Where you can rest and fade away your tiredness, to become excited about, indeed, every breath that comes into you: “Wow, what a gift.” To embrace reality that is not born of ideas or discussions, but a reality that you feel, that is tactile. Not just empty promises. Don’t you see the difference between empty promises—and what your life wants to show you is not empty promises.
What your life wants to show you, what your existence wants to show you, give you, offer you is tactile; it’s real. Not a bunch of empty promises. Clarity does not make empty promises; oh, never. Joy does not make empty promises; never. The ocean of answers never makes empty promises, ever. The flower of gratitude never makes empty promises, ever. It’s real. It’s real!
The world does. The world does. And we’re so good at closing our eyes to reality and saying, “All right, that’s, that’s, yeah-what, that’s just how it is. I’m miserable—and I don’t know why I am miserable—and I accept my misery. And let me see if I can make more who are around me just as miserable as me, so I will have good company.”
See, misery begets misery. Sadness begets sadness. Clarity begets clarity. It gives birth to more clarity. As sadness gives birth to more sadness, clarity gives birth to more clarity—that’s why one day is enough. Because in that one day you could start a farm of clarity. In that one day you could start an ocean of understanding; one day, one day where it has clicked: “Ah, that’s my life.”
Life is the most amazing gift that you have. My friends, this is the most amazing thing that will ever happen to you. Don’t you know? It’s the most amazing thing that will ever happen to you.
You’ve been transformed from just being dirt—to dirt that can smile, can see, can appreciate. This did not happen so you could be miserable; that’s pointless. That’s pointless! Pointless, illogical....
So, you know, to me, it’s all these beliefs that we have—and we hang onto them. They produce nothing. They don’t even cluck; they don’t even lay an egg—but we keep them. And we keep them; we keep them and keep them.
And when do we take that challenge of knowing? Because first in that list of that challenge of knowing would be to “know thyself.” And when you do know yourself, one day would be enough to then unfold what needs to unfold to know yourself.
It is the most amazing thing to point to a person and to say, “Do you know yourself; do you know who you are; do you know your strength?” I know you know your weaknesses; I know you do. But do you know your strength? Do you know your strength?
Do you know—I know you know what you don’t have. I know you know what you don’t have, but do you know what you do have?

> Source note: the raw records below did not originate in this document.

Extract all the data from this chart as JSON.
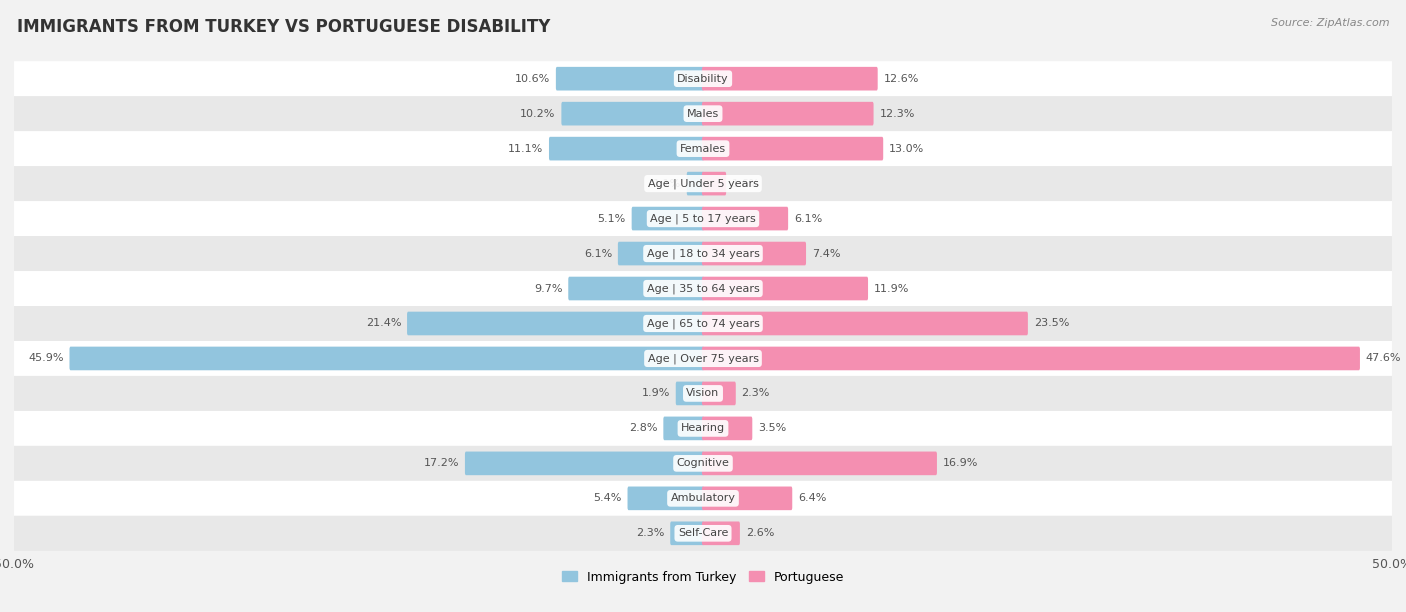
{
  "title": "IMMIGRANTS FROM TURKEY VS PORTUGUESE DISABILITY",
  "source": "Source: ZipAtlas.com",
  "categories": [
    "Disability",
    "Males",
    "Females",
    "Age | Under 5 years",
    "Age | 5 to 17 years",
    "Age | 18 to 34 years",
    "Age | 35 to 64 years",
    "Age | 65 to 74 years",
    "Age | Over 75 years",
    "Vision",
    "Hearing",
    "Cognitive",
    "Ambulatory",
    "Self-Care"
  ],
  "left_values": [
    10.6,
    10.2,
    11.1,
    1.1,
    5.1,
    6.1,
    9.7,
    21.4,
    45.9,
    1.9,
    2.8,
    17.2,
    5.4,
    2.3
  ],
  "right_values": [
    12.6,
    12.3,
    13.0,
    1.6,
    6.1,
    7.4,
    11.9,
    23.5,
    47.6,
    2.3,
    3.5,
    16.9,
    6.4,
    2.6
  ],
  "left_color": "#92c5de",
  "right_color": "#f48fb1",
  "left_label": "Immigrants from Turkey",
  "right_label": "Portuguese",
  "axis_max": 50.0,
  "bg_color": "#f2f2f2",
  "row_color_even": "#ffffff",
  "row_color_odd": "#e8e8e8",
  "title_fontsize": 12,
  "source_fontsize": 8,
  "bar_label_fontsize": 8,
  "cat_label_fontsize": 8,
  "tick_fontsize": 9
}
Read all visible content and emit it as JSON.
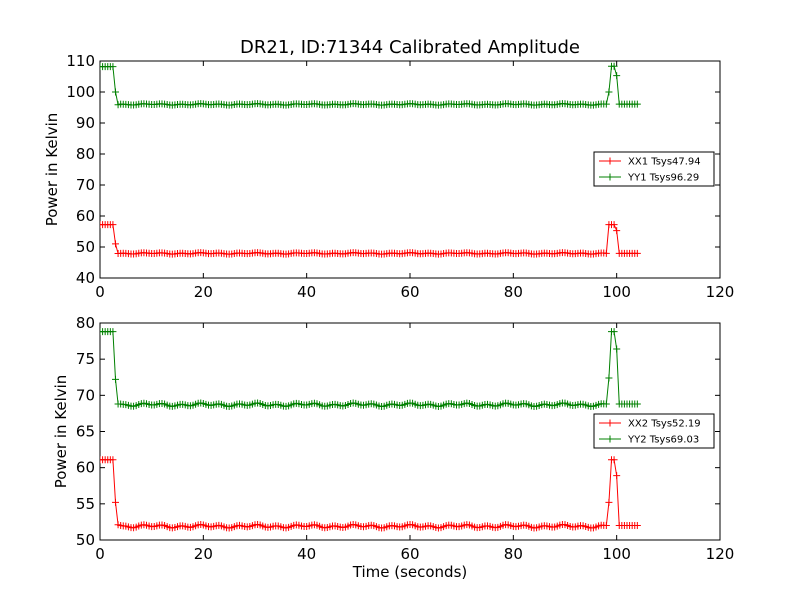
{
  "figure": {
    "title": "DR21, ID:71344 Calibrated Amplitude"
  },
  "chart_data": [
    {
      "type": "line",
      "title": "DR21, ID:71344 Calibrated Amplitude",
      "xlabel": "",
      "ylabel": "Power in Kelvin",
      "xlim": [
        0,
        120
      ],
      "ylim": [
        40,
        110
      ],
      "xticks": [
        0,
        20,
        40,
        60,
        80,
        100,
        120
      ],
      "yticks": [
        40,
        50,
        60,
        70,
        80,
        90,
        100,
        110
      ],
      "grid": false,
      "legend": "center-right",
      "series": [
        {
          "name": "XX1 Tsys47.94",
          "color": "#ff0000",
          "marker": "+",
          "x": [
            0,
            0.5,
            1,
            1.5,
            2,
            2.5,
            3,
            3.5,
            4,
            98,
            98.5,
            99,
            99.5,
            100,
            100.5,
            101,
            101.5,
            102,
            102.5,
            103,
            103.5,
            104
          ],
          "y": [
            57.2,
            57.2,
            57.2,
            57.2,
            57.2,
            57.2,
            51,
            47.9,
            47.94,
            47.94,
            57.2,
            57.2,
            57.2,
            55.3,
            47.94,
            47.94,
            47.94,
            47.94,
            47.94,
            47.94,
            47.94,
            47.94
          ],
          "baseline": {
            "from": 4,
            "to": 98,
            "step": 0.5,
            "value": 47.94
          }
        },
        {
          "name": "YY1 Tsys96.29",
          "color": "#008000",
          "marker": "+",
          "x": [
            0,
            0.5,
            1,
            1.5,
            2,
            2.5,
            3,
            3.5,
            4,
            98,
            98.5,
            99,
            99.5,
            100,
            100.5,
            101,
            101.5,
            102,
            102.5,
            103,
            103.5,
            104
          ],
          "y": [
            108.2,
            108.2,
            108.2,
            108.2,
            108.2,
            108.2,
            100,
            95.9,
            96.1,
            96.1,
            100,
            108.3,
            108.3,
            105.3,
            96.1,
            96.1,
            96.1,
            96.1,
            96.1,
            96.1,
            96.1,
            96.1
          ],
          "baseline": {
            "from": 4,
            "to": 98,
            "step": 0.5,
            "value": 96.0
          }
        }
      ]
    },
    {
      "type": "line",
      "title": "",
      "xlabel": "Time (seconds)",
      "ylabel": "Power in Kelvin",
      "xlim": [
        0,
        120
      ],
      "ylim": [
        50,
        80
      ],
      "xticks": [
        0,
        20,
        40,
        60,
        80,
        100,
        120
      ],
      "yticks": [
        50,
        55,
        60,
        65,
        70,
        75,
        80
      ],
      "grid": false,
      "legend": "center-right",
      "series": [
        {
          "name": "XX2 Tsys52.19",
          "color": "#ff0000",
          "marker": "+",
          "x": [
            0,
            0.5,
            1,
            1.5,
            2,
            2.5,
            3,
            3.5,
            4,
            98,
            98.5,
            99,
            99.5,
            100,
            100.5,
            101,
            101.5,
            102,
            102.5,
            103,
            103.5,
            104
          ],
          "y": [
            61.1,
            61.1,
            61.1,
            61.1,
            61.1,
            61.1,
            55.2,
            52.1,
            52.0,
            52.0,
            55.2,
            61.1,
            61.1,
            58.9,
            52.0,
            52.0,
            52.0,
            52.0,
            52.0,
            52.0,
            52.0,
            52.0
          ],
          "baseline": {
            "from": 4,
            "to": 98,
            "step": 0.5,
            "value": 51.9
          }
        },
        {
          "name": "YY2 Tsys69.03",
          "color": "#008000",
          "marker": "+",
          "x": [
            0,
            0.5,
            1,
            1.5,
            2,
            2.5,
            3,
            3.5,
            4,
            98,
            98.5,
            99,
            99.5,
            100,
            100.5,
            101,
            101.5,
            102,
            102.5,
            103,
            103.5,
            104
          ],
          "y": [
            78.8,
            78.8,
            78.8,
            78.8,
            78.8,
            78.8,
            72.2,
            68.8,
            68.8,
            68.8,
            72.4,
            78.8,
            78.8,
            76.4,
            68.8,
            68.8,
            68.8,
            68.8,
            68.8,
            68.8,
            68.8,
            68.8
          ],
          "baseline": {
            "from": 4,
            "to": 98,
            "step": 0.5,
            "value": 68.7
          }
        }
      ]
    }
  ]
}
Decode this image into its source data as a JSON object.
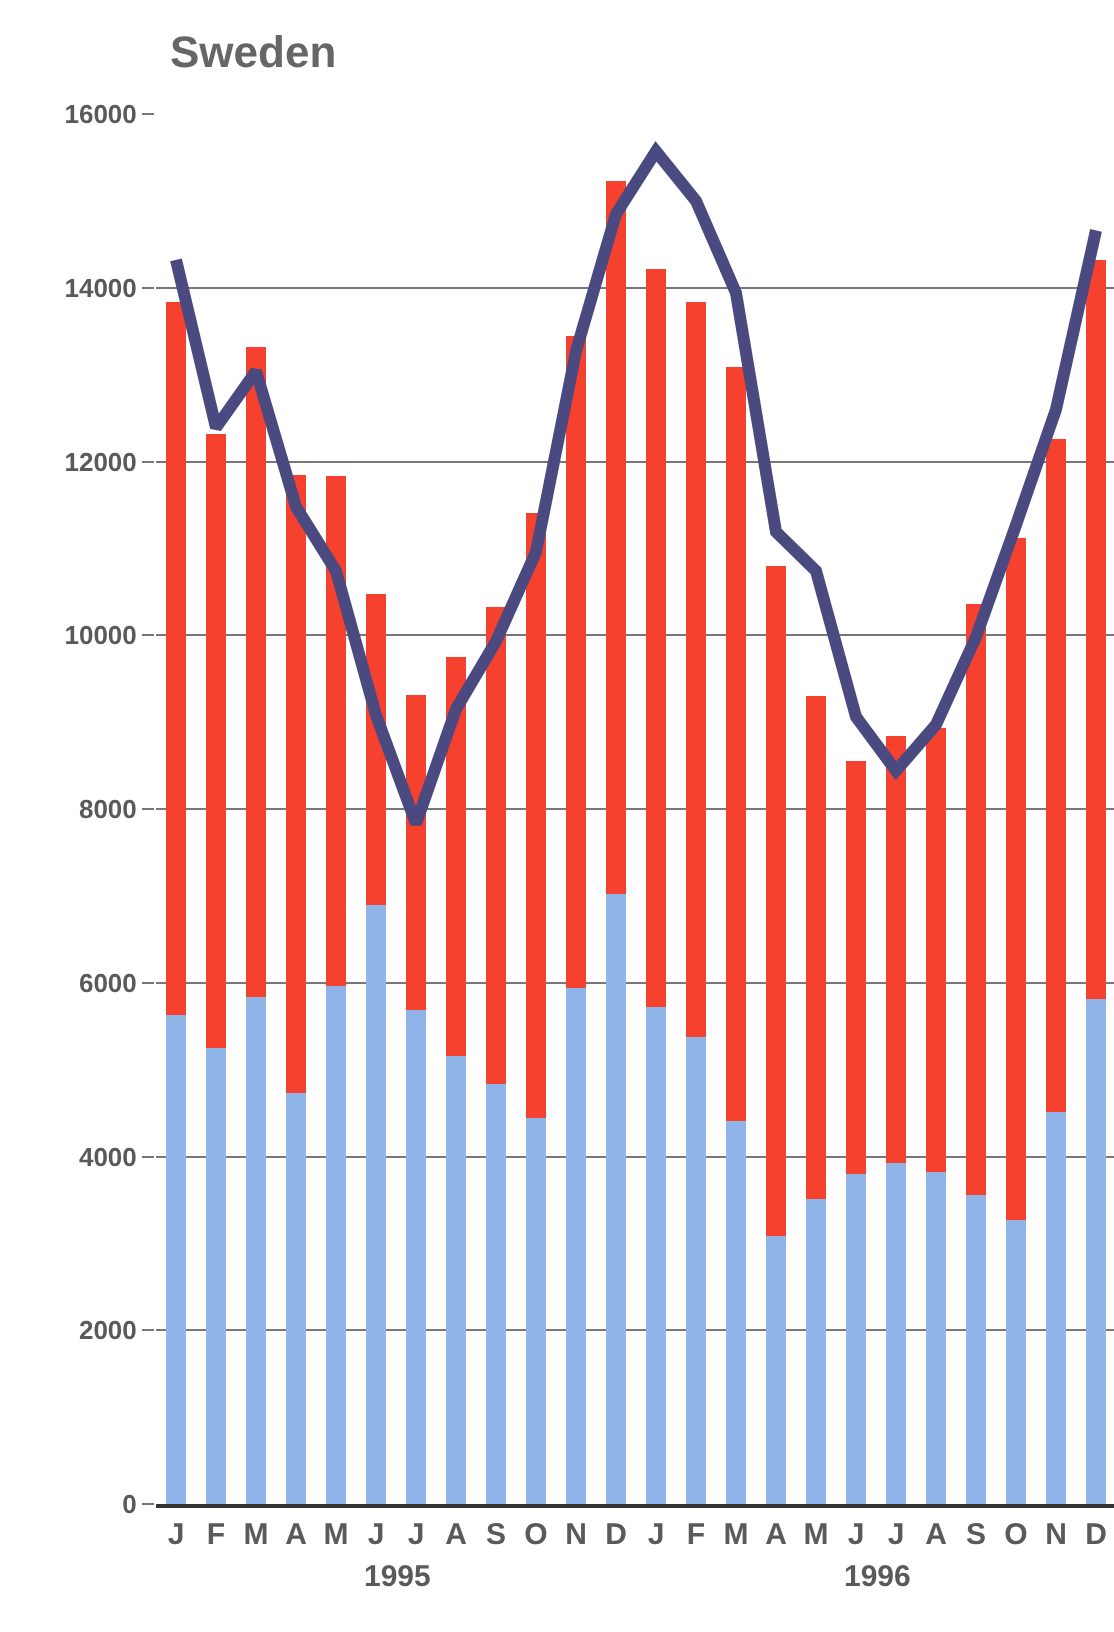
{
  "chart_data": {
    "type": "bar",
    "title": "Sweden",
    "stacked": true,
    "categories": [
      "J",
      "F",
      "M",
      "A",
      "M",
      "J",
      "J",
      "A",
      "S",
      "O",
      "N",
      "D",
      "J",
      "F",
      "M",
      "A",
      "M",
      "J",
      "J",
      "A",
      "S",
      "O",
      "N",
      "D"
    ],
    "series": [
      {
        "color": "#8fb4e8",
        "values": [
          5630,
          5250,
          5840,
          4730,
          5960,
          6890,
          5690,
          5160,
          4830,
          4440,
          5940,
          7020,
          5720,
          5370,
          4410,
          3090,
          3510,
          3800,
          3920,
          3820,
          3560,
          3270,
          4510,
          5810
        ]
      },
      {
        "color": "#f7412f",
        "values": [
          8210,
          7070,
          7480,
          7110,
          5870,
          3580,
          3620,
          4590,
          5490,
          6970,
          7510,
          8210,
          8500,
          8470,
          8680,
          7710,
          5790,
          4750,
          4920,
          5110,
          6800,
          7850,
          7750,
          8510
        ]
      },
      {
        "type": "line",
        "color": "#4b4a80",
        "values": [
          14320,
          12390,
          13040,
          11480,
          10740,
          9080,
          7830,
          9150,
          9930,
          10960,
          13270,
          14850,
          15570,
          15000,
          13940,
          11190,
          10740,
          9060,
          8440,
          8970,
          9980,
          11270,
          12600,
          14660
        ]
      }
    ],
    "annotations": [
      "1995",
      "1996"
    ],
    "ylim": [
      0,
      16000
    ],
    "yticks": [
      0,
      2000,
      4000,
      6000,
      8000,
      10000,
      12000,
      14000,
      16000
    ],
    "grid": "y",
    "marker": "none",
    "line_style": "solid"
  }
}
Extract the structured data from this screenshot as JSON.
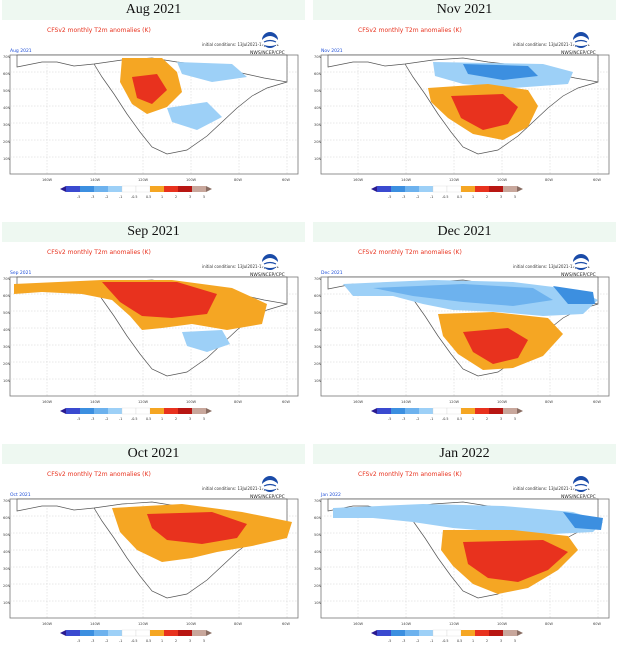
{
  "colors": {
    "ocean": "#ffffff",
    "land": "#ffffff",
    "coast": "#555555",
    "grid": "#c9c9c9",
    "warm1": "#f5a623",
    "warm2": "#e8321e",
    "cool1": "#9dd0f7",
    "cool2": "#3c8fe0",
    "title_red": "#e8321e",
    "month_blue": "#1f4fd8"
  },
  "common": {
    "map_title": "CFSv2 monthly T2m anomalies (K)",
    "agency": "NWS/NCEP/CPC",
    "run_info": "initial conditions: 13Jul2021-17Jul2021",
    "lat_labels": [
      "70N",
      "60N",
      "50N",
      "40N",
      "30N",
      "20N",
      "10N"
    ],
    "lon_labels": [
      "160W",
      "140W",
      "120W",
      "100W",
      "80W",
      "60W"
    ],
    "legend_ticks": [
      "-5",
      "-3",
      "-2",
      "-1",
      "-0.5",
      "0.5",
      "1",
      "2",
      "3",
      "5"
    ],
    "legend_colors": [
      "#2a1a8f",
      "#3a4ad0",
      "#3c8fe0",
      "#6db2ee",
      "#9dd0f7",
      "#ffffff",
      "#ffffff",
      "#f5a623",
      "#e8321e",
      "#b81612",
      "#c8a79c",
      "#8a6e64"
    ]
  },
  "panels": [
    {
      "id": "aug",
      "title": "Aug 2021",
      "tag": "Aug 2021"
    },
    {
      "id": "nov",
      "title": "Nov 2021",
      "tag": "Nov 2021"
    },
    {
      "id": "sep",
      "title": "Sep 2021",
      "tag": "Sep 2021"
    },
    {
      "id": "dec",
      "title": "Dec 2021",
      "tag": "Dec 2021"
    },
    {
      "id": "oct",
      "title": "Oct 2021",
      "tag": "Oct 2021"
    },
    {
      "id": "jan",
      "title": "Jan 2022",
      "tag": "Jan 2022"
    }
  ]
}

Have you found your gift? Every human being on the face of this earth has a gift. And when you find that gift and pursue that gift to no end, then you have just created your destiny. But you will never know what that gift is till you know yourself. And the day you know yourself, then one day would be enough. And that’s what I mean by, “One day would be enough.”
Where is the integrity of the human being? Where is the integrity of the human being? Where is the integrity of that being that has been in the making for millions and millions of years—and unknowingly or knowingly, (mostly unknowingly), so many creatures sacrificed themselves so you could be just like you are.
This world today does not reflect that. The tragedies that we see happening where there is no respect of human life—this is what happens.
You’re a human being—be a human being. That’s who you are. You are a human being. Be a human being. That’s all you have to be. And you don’t need to live a thousand years to be a human being, because one day would be enough.